In reading Facebook’s “Statement of Rights and Responsibilities,” I’m bombarded with the opening statement of each sentence being, “You Will Not…” I think this is taking the “blame” off Facebook for anything because they are not using the wording as “we,” but solely placing any liability on the user. While this might seem reasonable to outright protect Facebook from almost any kind of backlash, the users becomes confused because it seems like they aren’t safe posting anything even slightly controversial.
In order to make Terms and Conditions more user friendly, I feel we have to “dumb down” the language to a reasonable level. We hire lawyers because the majority of people don’t understand the complexities of lawful language, but we don’t have Internet jargon heroes that we hire to “translate” what websites are actually trying to communicate to the user.

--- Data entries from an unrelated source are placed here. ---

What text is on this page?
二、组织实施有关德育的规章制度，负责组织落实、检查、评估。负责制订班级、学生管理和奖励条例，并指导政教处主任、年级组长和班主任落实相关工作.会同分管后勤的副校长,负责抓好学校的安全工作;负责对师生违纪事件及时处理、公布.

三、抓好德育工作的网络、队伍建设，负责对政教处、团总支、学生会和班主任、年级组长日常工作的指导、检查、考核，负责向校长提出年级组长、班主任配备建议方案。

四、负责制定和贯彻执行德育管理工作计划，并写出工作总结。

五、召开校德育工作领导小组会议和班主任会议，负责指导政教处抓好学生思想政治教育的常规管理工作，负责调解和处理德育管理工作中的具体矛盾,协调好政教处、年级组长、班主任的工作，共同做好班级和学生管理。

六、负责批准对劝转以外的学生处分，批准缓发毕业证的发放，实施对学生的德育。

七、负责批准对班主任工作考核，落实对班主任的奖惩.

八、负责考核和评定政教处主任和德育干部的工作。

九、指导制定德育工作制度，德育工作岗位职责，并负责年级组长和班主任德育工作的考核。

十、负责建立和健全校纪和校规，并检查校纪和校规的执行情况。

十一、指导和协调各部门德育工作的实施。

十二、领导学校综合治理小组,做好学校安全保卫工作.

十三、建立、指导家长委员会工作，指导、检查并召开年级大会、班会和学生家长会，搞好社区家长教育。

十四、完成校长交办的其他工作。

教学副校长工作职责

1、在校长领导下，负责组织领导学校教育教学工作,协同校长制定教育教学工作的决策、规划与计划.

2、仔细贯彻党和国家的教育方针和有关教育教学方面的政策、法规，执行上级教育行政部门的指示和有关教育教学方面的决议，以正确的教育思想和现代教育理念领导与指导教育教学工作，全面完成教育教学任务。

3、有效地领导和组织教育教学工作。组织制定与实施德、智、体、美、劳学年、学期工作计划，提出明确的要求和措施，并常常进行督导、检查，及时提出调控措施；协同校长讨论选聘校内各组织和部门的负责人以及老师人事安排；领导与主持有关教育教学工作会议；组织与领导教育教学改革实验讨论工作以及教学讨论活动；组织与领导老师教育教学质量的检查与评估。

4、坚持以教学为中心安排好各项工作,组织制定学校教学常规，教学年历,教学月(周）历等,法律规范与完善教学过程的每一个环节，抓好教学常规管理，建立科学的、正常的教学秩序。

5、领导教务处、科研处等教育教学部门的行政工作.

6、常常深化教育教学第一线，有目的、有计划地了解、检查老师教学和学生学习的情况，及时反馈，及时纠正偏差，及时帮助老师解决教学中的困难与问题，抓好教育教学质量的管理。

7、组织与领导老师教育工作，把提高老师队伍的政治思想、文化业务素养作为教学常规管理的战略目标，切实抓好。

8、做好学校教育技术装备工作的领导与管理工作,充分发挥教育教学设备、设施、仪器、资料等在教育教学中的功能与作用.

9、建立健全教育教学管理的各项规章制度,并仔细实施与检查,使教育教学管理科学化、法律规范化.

If the language, word choices and length were changed, people might be more responsive. For instance, here is an excerpt from Twitter’s Terms of Service:
We also reserve the right to access, read, preserve, and disclose any information as we reasonably believe is necessary to (i) satisfy any applicable law, regulation, legal process or governmental request, (ii) enforce the Terms, including investigation of potential violations hereof…and so on.
I have to actually read this a few times to understand what they are saying. My recommendation would be to dim it down a notch or two, something like:
We have the right to use information we feel necessary to enforce legalities. In doing so, we are protecting the rights, property and safety of Twitter, its users and the public.
Social media is still relatively new. In the future, I see these problematic issues being solved, while social platforms move forward and advance, not take steps in the wrong direction. As long as these platforms continue to keep users as the forefront in making decisions, we’re in good hands!